A Swedish study that covered four decades and more than 100,000 people who had suffered a single head injury found the once-injured, compared to an uninjured sibling, were more likely to be on medical disability, more likely to have sought mental-health care and less likely to have completed high school.
The Economist magazine recently asked the question that will have to be asked Dec. 6 at Rideau Hall: "… is it safe to play a game whose rules require people to slam into each other? As understanding grows of what happens in the brain when collision takes place, the answer seems certain to be 'No.'"
Mr. Johnston is a firm believer that all games can be made safer and his favourite game, hockey, can remain a tough, physical sport without head shots or fighting.
"It's so simple," he says. "You say, 'Why hasn't it been done?' We make changes all the time to improve our quality of life. We recycle waste, we wear seatbelts in our cars, we no longer smoke in great numbers. We're smart people. We change what we do when we have clear evidence that our behaviours are hurting us."
Dr. Tator says the Rideau Hall forum has a direct connection to policy. When Justin Trudeau took office more than a year ago, Dr. Tator says, "he wrote letters to his Minister of Health and his Minister of Sports to tell them he wanted something done about concussions.
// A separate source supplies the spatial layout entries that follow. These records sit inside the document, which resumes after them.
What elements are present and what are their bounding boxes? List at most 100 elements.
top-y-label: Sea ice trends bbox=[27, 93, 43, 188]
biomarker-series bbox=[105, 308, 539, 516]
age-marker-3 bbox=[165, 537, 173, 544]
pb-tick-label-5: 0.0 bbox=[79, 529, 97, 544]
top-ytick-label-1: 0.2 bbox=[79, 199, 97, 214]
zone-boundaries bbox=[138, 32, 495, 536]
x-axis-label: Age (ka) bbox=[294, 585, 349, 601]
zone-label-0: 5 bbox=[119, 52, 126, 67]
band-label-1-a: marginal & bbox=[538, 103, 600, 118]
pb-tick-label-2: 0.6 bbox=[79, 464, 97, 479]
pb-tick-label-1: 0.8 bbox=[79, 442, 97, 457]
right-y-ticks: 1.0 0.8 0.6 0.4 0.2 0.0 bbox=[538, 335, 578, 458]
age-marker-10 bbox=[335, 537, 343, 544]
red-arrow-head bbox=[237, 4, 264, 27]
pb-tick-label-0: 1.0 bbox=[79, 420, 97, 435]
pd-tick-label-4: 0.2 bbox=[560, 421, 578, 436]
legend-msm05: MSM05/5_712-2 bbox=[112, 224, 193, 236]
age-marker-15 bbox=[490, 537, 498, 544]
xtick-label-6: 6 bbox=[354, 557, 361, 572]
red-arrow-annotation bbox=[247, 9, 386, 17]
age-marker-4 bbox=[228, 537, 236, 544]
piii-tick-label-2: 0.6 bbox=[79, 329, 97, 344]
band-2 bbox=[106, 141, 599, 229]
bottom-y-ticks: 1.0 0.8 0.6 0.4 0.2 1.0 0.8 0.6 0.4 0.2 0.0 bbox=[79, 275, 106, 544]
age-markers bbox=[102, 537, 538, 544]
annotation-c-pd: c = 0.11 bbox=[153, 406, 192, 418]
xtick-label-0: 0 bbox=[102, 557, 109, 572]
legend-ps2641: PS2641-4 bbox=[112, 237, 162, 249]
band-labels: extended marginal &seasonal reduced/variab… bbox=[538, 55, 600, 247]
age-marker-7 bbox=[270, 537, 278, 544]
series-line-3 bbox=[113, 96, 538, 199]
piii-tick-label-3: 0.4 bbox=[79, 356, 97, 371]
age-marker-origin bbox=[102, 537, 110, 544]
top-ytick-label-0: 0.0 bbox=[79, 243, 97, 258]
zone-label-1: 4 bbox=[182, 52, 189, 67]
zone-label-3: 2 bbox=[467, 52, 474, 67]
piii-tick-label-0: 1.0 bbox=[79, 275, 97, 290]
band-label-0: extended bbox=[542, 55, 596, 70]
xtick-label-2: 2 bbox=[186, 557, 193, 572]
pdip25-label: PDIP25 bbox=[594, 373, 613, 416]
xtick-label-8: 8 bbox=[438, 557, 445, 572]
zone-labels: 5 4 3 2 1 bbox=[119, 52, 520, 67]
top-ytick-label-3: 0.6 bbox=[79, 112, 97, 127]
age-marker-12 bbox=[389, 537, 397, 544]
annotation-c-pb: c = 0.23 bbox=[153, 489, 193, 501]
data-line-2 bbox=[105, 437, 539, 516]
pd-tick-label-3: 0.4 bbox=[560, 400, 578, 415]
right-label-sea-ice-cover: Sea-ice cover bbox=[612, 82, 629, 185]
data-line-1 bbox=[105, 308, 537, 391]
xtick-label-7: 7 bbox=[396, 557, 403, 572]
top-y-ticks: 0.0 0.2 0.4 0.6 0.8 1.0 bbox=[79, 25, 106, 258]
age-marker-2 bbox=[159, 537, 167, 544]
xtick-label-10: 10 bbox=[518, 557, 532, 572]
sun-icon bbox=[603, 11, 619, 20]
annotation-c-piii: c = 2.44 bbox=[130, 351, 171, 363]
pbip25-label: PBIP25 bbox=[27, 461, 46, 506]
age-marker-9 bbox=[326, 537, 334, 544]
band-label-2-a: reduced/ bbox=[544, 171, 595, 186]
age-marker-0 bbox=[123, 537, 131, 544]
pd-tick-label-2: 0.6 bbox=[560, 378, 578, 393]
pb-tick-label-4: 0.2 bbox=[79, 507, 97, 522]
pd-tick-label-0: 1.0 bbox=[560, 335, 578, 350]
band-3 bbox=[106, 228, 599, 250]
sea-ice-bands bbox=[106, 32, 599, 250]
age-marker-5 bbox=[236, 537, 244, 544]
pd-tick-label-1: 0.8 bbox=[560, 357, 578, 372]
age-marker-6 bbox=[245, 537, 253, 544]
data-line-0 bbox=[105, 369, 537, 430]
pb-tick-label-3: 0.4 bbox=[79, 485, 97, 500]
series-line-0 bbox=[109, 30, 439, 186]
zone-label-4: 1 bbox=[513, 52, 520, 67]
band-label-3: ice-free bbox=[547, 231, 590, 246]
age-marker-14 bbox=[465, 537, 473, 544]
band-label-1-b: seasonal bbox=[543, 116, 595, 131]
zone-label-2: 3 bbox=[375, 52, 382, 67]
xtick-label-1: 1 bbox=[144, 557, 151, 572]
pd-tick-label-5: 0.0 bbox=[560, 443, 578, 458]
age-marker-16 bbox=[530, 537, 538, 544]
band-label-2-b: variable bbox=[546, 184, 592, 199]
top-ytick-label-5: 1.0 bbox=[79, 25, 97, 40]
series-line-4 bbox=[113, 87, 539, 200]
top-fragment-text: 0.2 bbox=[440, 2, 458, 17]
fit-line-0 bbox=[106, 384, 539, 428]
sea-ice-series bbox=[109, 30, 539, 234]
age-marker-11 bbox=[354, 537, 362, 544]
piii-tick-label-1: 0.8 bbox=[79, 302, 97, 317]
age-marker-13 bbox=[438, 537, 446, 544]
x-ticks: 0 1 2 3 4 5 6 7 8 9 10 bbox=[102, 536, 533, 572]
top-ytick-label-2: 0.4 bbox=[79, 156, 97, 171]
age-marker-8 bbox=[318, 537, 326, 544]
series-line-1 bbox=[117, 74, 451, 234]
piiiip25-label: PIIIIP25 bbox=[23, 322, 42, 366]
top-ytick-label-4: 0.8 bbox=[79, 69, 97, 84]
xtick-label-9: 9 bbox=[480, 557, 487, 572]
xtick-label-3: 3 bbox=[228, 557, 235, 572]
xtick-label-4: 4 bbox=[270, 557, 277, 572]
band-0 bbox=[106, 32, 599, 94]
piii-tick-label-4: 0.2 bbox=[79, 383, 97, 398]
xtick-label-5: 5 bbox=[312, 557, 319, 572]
And now our country's Governor-General is also playing an important role in holding a conference about concussions.
"All parents, players, coaches and sports administrators have to wake up to the fact that you only get one brain, and it needs to be carefully protected, especially in kids and adolescents. We have to put more brain power and resources into preventing concussions and properly managing those that will still occur. So thank you Prime Minister and Governor-General for waving the red flag!"
"The role of this office," Mr. Johnston says, "is to try to connect, honour and inspire Canadians. And to try to do that by getting at fundamental values that make society a good one. When you look at the fundamental value of people participating in a sport, you want to encourage it and you want to make sure it is as healthy and safe as can be. That's why we're interested."
In his recent book, The Idea of Canada: Letters to a Nation, Mr. Johnston pens one of his letters to his old Harvard hockey coach, former NHL star Ralph (Cooney) Weiland.
"I'm concerned about hockey played at all levels," writes the 28th Governor-General of Canada, "by all ages, by boys and girls, men and women, and I'm concerned about what our acceptance of fighting and head shots says to all those who play the game. Hockey is our national sport, because we've always thought of it as embodying qualities that we possess and hold dear: toughness, tenacity and teamwork. How can we square those virtues with fighting and goon tactics? We can't. It's impossible."